Les établissements Ile-de-France et Grand Est Europe de la Caisse d’épargne, filiales du groupe BPCE, ont écopé de plus de 9 millions d’euros d’amendes pour pratiques commerciales trompeuses, a annoncé, mardi 24 février, la répression des fraudes (DGCCRF) dans un communiqué.
En cause, le non-respect de la réglementation sur l’encadrement des frais bancaires – lesquels évoluent chaque année, au 1er janvier –, selon une information du Parisien.
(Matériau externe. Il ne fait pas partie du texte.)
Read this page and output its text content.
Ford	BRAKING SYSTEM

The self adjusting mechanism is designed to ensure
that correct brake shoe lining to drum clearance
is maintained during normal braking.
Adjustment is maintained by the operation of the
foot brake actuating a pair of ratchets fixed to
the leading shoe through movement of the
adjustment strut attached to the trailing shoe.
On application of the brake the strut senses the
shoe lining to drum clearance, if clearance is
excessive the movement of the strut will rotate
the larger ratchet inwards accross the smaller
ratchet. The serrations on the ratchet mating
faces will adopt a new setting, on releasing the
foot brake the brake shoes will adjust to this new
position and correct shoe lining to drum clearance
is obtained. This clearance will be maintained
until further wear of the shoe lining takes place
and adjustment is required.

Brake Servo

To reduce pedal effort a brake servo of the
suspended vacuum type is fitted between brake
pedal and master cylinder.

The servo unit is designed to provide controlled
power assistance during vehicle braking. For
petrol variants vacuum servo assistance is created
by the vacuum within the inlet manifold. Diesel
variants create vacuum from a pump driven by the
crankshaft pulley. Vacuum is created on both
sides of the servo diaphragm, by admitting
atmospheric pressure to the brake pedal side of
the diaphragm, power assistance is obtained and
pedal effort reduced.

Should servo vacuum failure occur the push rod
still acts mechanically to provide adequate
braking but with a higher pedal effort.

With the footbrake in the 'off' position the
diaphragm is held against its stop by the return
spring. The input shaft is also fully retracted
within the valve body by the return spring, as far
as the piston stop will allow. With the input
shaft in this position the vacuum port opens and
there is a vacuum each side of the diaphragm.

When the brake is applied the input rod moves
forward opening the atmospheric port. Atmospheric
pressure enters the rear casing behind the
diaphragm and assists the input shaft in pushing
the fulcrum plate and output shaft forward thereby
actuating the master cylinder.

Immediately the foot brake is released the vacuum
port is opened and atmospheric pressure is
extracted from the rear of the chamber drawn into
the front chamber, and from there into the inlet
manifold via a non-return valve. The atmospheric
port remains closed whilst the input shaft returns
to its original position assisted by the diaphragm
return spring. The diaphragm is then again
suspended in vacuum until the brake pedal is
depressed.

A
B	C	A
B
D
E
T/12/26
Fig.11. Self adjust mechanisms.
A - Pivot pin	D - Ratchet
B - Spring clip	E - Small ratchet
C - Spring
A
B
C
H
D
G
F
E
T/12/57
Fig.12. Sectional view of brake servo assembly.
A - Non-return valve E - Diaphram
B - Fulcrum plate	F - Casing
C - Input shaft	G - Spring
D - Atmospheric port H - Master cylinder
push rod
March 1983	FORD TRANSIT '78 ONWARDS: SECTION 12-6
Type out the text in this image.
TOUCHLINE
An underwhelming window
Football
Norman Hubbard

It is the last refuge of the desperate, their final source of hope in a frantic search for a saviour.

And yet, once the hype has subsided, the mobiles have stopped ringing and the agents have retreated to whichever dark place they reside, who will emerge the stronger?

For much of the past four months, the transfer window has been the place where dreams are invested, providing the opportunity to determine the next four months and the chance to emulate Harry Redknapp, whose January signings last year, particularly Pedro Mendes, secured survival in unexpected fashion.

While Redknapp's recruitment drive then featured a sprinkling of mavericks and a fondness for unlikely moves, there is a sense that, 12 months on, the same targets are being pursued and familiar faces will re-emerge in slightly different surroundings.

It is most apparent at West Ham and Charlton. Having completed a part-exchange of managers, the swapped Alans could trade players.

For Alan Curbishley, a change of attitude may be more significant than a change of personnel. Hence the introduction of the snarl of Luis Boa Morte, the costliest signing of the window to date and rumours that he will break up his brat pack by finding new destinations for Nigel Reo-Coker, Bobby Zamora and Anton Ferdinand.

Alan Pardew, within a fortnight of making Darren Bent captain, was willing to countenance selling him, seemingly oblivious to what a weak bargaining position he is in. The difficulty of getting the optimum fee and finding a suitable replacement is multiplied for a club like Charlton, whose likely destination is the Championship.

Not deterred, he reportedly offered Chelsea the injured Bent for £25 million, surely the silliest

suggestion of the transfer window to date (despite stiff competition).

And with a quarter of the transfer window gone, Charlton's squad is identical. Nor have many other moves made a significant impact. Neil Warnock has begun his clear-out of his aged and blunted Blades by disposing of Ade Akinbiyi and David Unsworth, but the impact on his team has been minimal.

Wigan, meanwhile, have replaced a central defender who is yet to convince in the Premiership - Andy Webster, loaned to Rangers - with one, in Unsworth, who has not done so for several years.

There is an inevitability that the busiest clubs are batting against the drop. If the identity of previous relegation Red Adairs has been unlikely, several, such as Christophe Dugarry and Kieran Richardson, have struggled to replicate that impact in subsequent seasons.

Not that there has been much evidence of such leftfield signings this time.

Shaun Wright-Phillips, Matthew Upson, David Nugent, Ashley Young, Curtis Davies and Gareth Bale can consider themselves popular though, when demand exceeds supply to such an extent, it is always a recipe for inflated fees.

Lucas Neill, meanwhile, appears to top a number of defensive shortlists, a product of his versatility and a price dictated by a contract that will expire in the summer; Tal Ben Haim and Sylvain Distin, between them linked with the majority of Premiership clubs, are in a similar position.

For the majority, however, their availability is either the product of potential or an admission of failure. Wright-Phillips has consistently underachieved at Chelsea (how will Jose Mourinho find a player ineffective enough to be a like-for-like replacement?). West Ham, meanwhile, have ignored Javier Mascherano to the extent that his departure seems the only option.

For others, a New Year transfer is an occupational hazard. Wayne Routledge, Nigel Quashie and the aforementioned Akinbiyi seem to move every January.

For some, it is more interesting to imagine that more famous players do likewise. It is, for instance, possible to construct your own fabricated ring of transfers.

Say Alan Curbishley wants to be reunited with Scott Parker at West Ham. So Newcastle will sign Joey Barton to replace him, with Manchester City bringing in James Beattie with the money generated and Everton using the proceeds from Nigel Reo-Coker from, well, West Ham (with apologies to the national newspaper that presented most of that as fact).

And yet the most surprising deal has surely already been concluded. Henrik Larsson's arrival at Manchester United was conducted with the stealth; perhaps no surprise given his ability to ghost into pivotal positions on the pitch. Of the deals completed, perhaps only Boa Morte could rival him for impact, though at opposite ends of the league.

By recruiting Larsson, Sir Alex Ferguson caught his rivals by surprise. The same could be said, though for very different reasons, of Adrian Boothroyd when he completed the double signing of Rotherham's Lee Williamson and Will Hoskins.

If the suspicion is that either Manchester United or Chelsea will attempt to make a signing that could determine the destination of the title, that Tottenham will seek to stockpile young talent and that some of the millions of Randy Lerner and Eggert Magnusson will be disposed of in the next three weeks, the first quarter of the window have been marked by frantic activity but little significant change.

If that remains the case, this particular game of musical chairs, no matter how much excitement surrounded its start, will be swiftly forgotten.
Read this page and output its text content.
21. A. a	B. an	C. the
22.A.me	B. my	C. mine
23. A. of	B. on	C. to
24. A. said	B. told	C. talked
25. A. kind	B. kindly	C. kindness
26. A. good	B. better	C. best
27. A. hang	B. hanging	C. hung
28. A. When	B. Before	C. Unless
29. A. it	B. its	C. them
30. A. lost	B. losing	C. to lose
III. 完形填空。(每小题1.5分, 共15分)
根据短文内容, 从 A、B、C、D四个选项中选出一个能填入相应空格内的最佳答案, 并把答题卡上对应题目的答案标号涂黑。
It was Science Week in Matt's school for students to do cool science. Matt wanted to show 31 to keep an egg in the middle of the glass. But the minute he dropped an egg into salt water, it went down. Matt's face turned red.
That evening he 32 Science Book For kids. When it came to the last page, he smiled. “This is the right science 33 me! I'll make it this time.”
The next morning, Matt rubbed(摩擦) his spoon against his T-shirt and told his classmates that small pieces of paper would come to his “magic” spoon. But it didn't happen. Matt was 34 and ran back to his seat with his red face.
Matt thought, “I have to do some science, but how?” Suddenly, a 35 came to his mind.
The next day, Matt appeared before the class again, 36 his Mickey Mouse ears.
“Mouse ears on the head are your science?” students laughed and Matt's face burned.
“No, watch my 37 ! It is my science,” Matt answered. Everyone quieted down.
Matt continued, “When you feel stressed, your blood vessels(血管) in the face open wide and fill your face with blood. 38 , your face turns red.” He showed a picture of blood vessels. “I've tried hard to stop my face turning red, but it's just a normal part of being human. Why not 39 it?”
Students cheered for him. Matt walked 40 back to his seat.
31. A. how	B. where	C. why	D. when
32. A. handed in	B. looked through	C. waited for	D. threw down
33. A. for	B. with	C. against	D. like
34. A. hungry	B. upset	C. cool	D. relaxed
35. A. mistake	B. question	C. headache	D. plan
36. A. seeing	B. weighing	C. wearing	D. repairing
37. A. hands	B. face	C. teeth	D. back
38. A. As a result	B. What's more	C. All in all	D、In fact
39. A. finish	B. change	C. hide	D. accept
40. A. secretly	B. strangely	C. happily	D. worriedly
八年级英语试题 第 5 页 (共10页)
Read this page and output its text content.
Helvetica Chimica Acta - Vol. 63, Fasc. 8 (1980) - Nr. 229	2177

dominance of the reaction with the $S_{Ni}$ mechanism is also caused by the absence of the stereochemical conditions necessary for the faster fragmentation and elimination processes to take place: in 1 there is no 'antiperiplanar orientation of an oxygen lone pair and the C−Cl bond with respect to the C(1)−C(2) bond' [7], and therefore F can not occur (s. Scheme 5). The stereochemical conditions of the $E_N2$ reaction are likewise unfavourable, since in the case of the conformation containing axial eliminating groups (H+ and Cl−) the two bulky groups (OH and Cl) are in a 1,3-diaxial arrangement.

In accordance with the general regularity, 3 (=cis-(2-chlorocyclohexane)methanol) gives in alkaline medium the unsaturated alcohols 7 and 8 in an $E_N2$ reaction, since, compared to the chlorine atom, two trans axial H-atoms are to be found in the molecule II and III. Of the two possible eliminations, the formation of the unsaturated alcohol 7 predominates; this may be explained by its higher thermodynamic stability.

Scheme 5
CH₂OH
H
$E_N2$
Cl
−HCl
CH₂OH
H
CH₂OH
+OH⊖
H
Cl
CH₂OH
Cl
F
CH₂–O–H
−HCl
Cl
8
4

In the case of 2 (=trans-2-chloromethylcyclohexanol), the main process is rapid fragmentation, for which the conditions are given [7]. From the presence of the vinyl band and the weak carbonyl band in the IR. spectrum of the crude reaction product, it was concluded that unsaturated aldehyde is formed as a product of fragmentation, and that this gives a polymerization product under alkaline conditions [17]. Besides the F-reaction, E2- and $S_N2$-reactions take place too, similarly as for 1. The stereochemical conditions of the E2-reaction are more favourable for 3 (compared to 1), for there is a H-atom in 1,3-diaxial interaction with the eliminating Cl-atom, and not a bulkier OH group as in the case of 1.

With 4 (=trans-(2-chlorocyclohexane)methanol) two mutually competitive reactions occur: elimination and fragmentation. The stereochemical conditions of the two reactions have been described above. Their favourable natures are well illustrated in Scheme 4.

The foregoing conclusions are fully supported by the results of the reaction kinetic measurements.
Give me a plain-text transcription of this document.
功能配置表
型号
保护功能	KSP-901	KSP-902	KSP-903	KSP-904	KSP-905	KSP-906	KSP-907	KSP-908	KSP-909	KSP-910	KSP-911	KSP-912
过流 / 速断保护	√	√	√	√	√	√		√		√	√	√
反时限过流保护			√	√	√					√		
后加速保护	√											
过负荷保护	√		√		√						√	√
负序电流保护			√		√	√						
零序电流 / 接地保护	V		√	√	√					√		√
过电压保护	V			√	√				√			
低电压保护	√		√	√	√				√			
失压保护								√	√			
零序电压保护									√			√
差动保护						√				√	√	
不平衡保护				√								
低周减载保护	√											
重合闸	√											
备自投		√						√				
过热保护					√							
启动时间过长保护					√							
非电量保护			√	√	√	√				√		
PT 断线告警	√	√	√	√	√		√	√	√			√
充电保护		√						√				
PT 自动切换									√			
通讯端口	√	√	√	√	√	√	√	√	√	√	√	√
La Caisse Ile-de-France a accepté la transaction et va régler une amende de six millions d’euros, pour avoir « facturé des commissions d’intervention en l’absence d’une irrégularité de fonctionnement », et « dépassé les plafonds applicables aux commissions d’intervention », selon le ministère de l’économie.
« Nous avons ajusté le paramétrage de nos systèmes informatiques pour nous mettre en totale conformité », assure la Caisse francilienne, qui précise avoir pris acte de « l’arrêt de deux tarifications spécifiques », et cessé de les percevoir.
La Caisse d’épargne du Grand Est Europe a quant à elle écopé d’une amende de 3,2 millions d’euros pour les mêmes motifs que sa cousine. Toutes deux affirment avoir « entamé les travaux nécessaires pour rembourser les clients concernés dans les semaines à venir ».
En novembre dernier, une autre banque du groupe BPCE, la Banque populaire Rives de Paris, avait déjà été condamnée à une amende de 2,5 millions d’euros, pour pratique commerciale trompeuse, elle aussi.